Akan tetapi apabila yang terjadi justru sebaliknya, yaitu mengingkari rahmat yang di berikan oleh Allah, maka patut kita renungkan kembali QS Al-Fajr Ayat 6-13, yaitu cuplikan kisah tentang kaum ‘Ad (etnis ‘Iram) yang sangat terkenal sebagai raksasa di bidang teknologi yang tak tertandingi oleh budaya apapun di zamannya, kemudian kaum Tsamud yang popular sebagai raja di bidang arsitektur, serta dinasti Fir’aun yang merajai teknologi persenjataan. Akan tetapi justru dengan semua nikmat dan rahmat kejayaan itu mereka menjadi ingkar, berkhianat, congkak, banyak berbuat kerusakan, mereka berperilaku diktator, melanggar hak asasi manusia (HAM), dan mencederai undang-undang dan beragam aturan mereka ciptakan sendiri, mereka menganjurkan hidup sederhana, tapi mereka hidup berfoya-foya, serta berbagai pelanggaran norma kemanusiaan yang lain, sehingga sangat wajar apabila Allah –Pemberi rahmat- membinasakan dan mengazab mereka. Na’udzu billah….
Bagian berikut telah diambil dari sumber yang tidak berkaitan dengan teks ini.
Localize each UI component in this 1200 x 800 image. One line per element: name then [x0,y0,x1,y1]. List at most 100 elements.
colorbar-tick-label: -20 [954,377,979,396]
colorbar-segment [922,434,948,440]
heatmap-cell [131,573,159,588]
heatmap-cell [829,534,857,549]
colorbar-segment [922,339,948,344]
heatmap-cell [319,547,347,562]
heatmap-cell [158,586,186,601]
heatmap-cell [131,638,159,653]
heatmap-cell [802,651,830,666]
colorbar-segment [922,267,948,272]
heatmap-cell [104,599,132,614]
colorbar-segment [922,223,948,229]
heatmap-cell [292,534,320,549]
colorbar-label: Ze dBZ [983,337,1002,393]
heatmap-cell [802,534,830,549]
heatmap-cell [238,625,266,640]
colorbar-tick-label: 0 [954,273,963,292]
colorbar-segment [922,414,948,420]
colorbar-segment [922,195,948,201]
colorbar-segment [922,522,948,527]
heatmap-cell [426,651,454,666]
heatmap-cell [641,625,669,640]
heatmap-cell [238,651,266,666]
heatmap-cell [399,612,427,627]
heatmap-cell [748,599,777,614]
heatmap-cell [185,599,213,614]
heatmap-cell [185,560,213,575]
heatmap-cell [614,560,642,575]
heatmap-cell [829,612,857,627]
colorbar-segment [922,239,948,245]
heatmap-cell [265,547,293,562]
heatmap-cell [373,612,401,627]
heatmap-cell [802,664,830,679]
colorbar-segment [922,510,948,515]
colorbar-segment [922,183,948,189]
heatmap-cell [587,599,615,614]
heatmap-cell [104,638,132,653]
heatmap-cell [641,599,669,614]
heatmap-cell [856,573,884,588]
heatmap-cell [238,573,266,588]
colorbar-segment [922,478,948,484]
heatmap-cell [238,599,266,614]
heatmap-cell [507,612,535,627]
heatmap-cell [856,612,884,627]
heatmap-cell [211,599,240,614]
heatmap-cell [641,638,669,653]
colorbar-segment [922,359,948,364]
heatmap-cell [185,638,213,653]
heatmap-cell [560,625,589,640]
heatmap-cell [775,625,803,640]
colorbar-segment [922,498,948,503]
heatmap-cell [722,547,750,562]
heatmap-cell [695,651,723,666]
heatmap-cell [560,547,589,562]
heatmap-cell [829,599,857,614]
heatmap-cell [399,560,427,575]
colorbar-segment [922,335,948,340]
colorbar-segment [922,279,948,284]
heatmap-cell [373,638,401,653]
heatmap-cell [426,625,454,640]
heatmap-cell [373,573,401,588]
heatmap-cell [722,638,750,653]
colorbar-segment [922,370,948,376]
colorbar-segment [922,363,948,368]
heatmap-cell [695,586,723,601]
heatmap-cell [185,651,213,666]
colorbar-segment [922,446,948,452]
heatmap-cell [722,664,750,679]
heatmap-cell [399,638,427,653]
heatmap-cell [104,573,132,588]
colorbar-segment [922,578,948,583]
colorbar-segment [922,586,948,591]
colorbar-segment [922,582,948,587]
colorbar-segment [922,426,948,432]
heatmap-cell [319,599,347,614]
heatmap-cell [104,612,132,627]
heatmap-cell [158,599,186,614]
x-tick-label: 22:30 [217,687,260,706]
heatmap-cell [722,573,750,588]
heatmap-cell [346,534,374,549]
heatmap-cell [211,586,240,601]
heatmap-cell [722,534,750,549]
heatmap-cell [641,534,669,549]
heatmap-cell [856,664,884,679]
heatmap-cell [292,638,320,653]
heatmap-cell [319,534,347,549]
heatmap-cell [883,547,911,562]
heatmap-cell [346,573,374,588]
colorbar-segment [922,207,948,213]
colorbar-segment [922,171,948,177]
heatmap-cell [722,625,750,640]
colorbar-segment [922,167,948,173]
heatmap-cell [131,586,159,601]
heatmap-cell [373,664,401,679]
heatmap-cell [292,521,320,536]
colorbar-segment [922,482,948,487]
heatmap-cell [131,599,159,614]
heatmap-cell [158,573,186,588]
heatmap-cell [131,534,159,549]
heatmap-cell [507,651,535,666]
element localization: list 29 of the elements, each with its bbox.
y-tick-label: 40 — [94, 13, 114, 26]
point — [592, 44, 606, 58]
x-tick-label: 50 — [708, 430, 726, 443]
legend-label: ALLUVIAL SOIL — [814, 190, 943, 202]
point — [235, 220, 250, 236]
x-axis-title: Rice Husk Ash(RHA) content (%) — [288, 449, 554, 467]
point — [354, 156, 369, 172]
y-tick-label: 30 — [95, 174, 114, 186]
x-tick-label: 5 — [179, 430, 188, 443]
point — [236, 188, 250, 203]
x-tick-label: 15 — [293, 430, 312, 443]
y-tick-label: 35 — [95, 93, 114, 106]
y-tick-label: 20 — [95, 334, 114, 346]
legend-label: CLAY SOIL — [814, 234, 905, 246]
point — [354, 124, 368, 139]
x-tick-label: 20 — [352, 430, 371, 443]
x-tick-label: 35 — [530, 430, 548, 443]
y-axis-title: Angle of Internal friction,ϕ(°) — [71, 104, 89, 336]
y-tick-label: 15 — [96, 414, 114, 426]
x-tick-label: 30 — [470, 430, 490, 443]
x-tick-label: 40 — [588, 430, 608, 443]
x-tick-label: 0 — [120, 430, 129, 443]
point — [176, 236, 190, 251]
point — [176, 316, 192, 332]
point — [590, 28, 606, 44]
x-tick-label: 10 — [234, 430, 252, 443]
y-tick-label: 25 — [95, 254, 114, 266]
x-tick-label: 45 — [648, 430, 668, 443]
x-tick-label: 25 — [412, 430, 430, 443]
Puasa Ramadan dan cita-cita kemerdekaan bangsa sama-sama merupakan upaya pembangunan jiwa dan raga menuju tatanan kehidupan kebangsaan dan kemanusiaan yang lebih ideal melalui upaya perwujudan insan-insan bertakwa. Ramadan merupakan momentum yang sangat tepat untuk berintrospeksi, mengingat ibadah puasa yang kita jalankan di dalamnya memberi pembelajaran tentang bagaimana kita memegang komitmen, taat aturan, disiplin, dan juga bagaimana menjadi pribadi yang loyal dan jujur. Sehingga, puasa Ramadhan seharusnya berimplikasi terhadap penataan kembali nilai-nilai kebangsaan dan kemanusiaan menuju tatanan yang lebih bermartabat, dengan cara mengesampingkan –minimal menahan diri- dari segala godaan nafsu, baik nafsu hayawaniyah yang berwujud kerakusan dan “kebodohan” maupun nafsu syaithaniyah yang menjelmakan diri sebagai kediktatoran, kecongkakan, dan segala jenis pelanggaran akan norma-norma.
Dari semua hal di atas, tentunya kita masih boleh berharap, seandainya saja semua warga bangsa dengan segala atribut yang disandangnya mampu dan mau memegang komitmen, loyalitas dan kejujuran sebagaimana yang melekat pada diri orang-orang yang berpuasa, niscaya tidak akan ada korupsi, kolusi, nepotisme, manipulasi, eksploitasi, serta berbagai macam pelanggaran dan kejahatan kemanusiaan yang lain. Sehingga kemerdekaan ganda yang hakiki, yaitu merdeka dari neraka, baik neraka yang diancamkan oleh Allah di akhirat nanti, maupun neraka yang berbentuk penjajahan dengan segala model dan bentuknya dapat kita genggam, dan bangsa kita menjadi bangsa yang baldatun thayyibatun wa Rabbun Ghafur….Merdeka Bangsa Indonesia….Semoga. Wallahu A’lam bi al-shawab.
*Penulis adalah dosen dan Kaprodi Komunikasi dan Penyiaran Islam Fakultas Dakwah dan Komunikasi Unisnu Jepara.